Church communities, being composed of families, are necessarily weakened when a single family’s emotional, psychological or economic stability is compromised. These difficulties can affect each individual’s spiritual well-being as well as that of their church. This dynamic is described in the findings for Iraq regarding Christians and those who have converted to Christianity:
“Families … apart from being left without income, often face emotional trauma if the man flees or is killed. A convert’s family could face also mockery and pressure from the husband’s Muslim family. The loss of Christian men not only affects their direct families, but also the local church Gendered persecution: WWL 2018 analysis and implications which consequently finds itself confronted with a lack of potential leadership. As such, Christian men – particular former Muslims – are in a very vulnerable position to sustain their families.”
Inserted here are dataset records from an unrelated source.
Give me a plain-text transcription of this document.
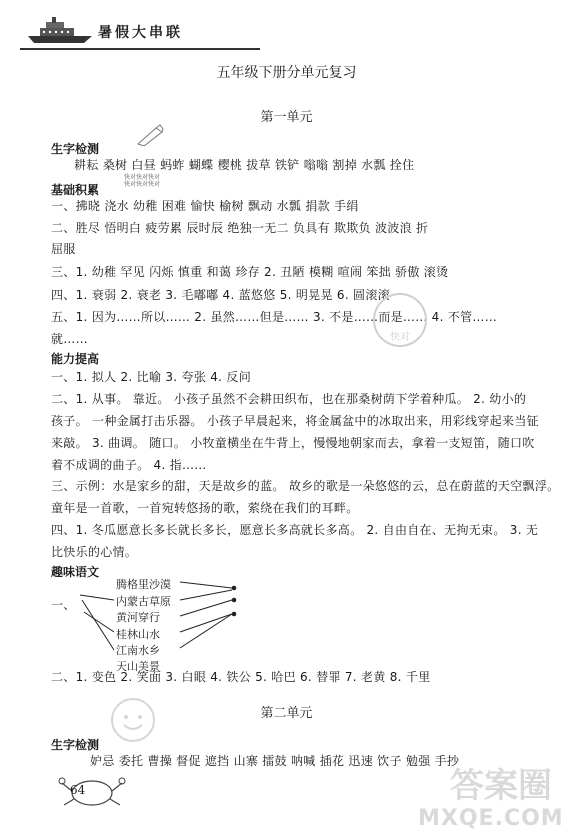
暑假大串联
五年级下册分单元复习
第一单元
生字检测
耕耘 桑树 白昼 蚂蚱 蝴蝶 樱桃 拔草 铁铲 嗡嗡 割掉 水瓢 拴住
快对快对快对
快对快对快对
基础积累
一、拂晓 浇水 幼稚 困难 愉快 榆树 飘动 水瓢 捐款 手绢
二、胜尽 悟明白 疲劳累 辰时辰 绝独一无二 负具有 欺欺负 波波浪 折
屈服
三、1. 幼稚 罕见 闪烁 慎重 和蔼 珍存 2. 丑陋 模糊 喧闹 笨拙 骄傲 滚烫
四、1. 衰弱 2. 衰老 3. 毛嘟嘟 4. 蓝悠悠 5. 明晃晃 6. 圆滚滚
五、1. 因为……所以…… 2. 虽然……但是…… 3. 不是……而是…… 4. 不管……
就……	快对
能力提高
一、1. 拟人 2. 比喻 3. 夸张 4. 反问
二、1. 从事。 靠近。 小孩子虽然不会耕田织布，也在那桑树荫下学着种瓜。 2. 幼小的
孩子。 一种金属打击乐器。 小孩子早晨起来，将金属盆中的冰取出来，用彩线穿起来当钲
来敲。 3. 曲调。 随口。 小牧童横坐在牛背上，慢慢地朝家而去，拿着一支短笛，随口吹
着不成调的曲子。 4. 指……
三、示例：水是家乡的甜，天是故乡的蓝。 故乡的歌是一朵悠悠的云，总在蔚蓝的天空飘浮。
童年是一首歌，一首宛转悠扬的歌，萦绕在我们的耳畔。
四、1. 冬瓜愿意长多长就长多长，愿意长多高就长多高。 2. 自由自在、无拘无束。 3. 无
比快乐的心情。
趣味语文
一、
腾格里沙漠
内蒙古草原
黄河穿行
桂林山水
江南水乡
天山美景
二、1. 变色 2. 笑面 3. 白眼 4. 铁公 5. 哈巴 6. 替罪 7. 老黄 8. 千里
第二单元
生字检测
妒忌 委托 曹操 督促 遮挡 山寨 擂鼓 呐喊 插花 迅速 饮子 勉强 手抄
64	答案圈
MXQE.COM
The 2018 Gender Profiles of Persecution put to rest the myth that persecuting agents are gender-blind. Having said that, the uniting factor from the data is equally important: the targets are never ultimately the individual, but their families and communities.
8. Appendix – Methodology
The data was gathered for the 50 countries appearing in the World Watch List 2018. Of these, data for Gender Profiles was provided for 33 countries for women and 30 countries for men.
Qualitative data was provided by researchers and, in this very first gathering of data for Gender Profiles, captured spontaneously cited characteristics, tactics and dynamics. These were broken down into categories in order to arrive at a framework allowing for quantitative analysis. Eliciting non-formatted descriptions allowed us to track patterns that had not been pre-established through the particular framing of questions.
These categories provide a means to establish the frequency with which a particular form of pressure is associated with each gender, across the span of countries responding. It also captures per tactic, via the qualitative descriptions, variations across countries in how this pressure is brought to bear in different contexts.
The categories and the resulting statistics and charts are a preliminary means of describing the overall trends in patterns and dynamics. In future years, with increased data and more precise elicitation methods, it will be possible to refine our understanding of gender-specific persecution.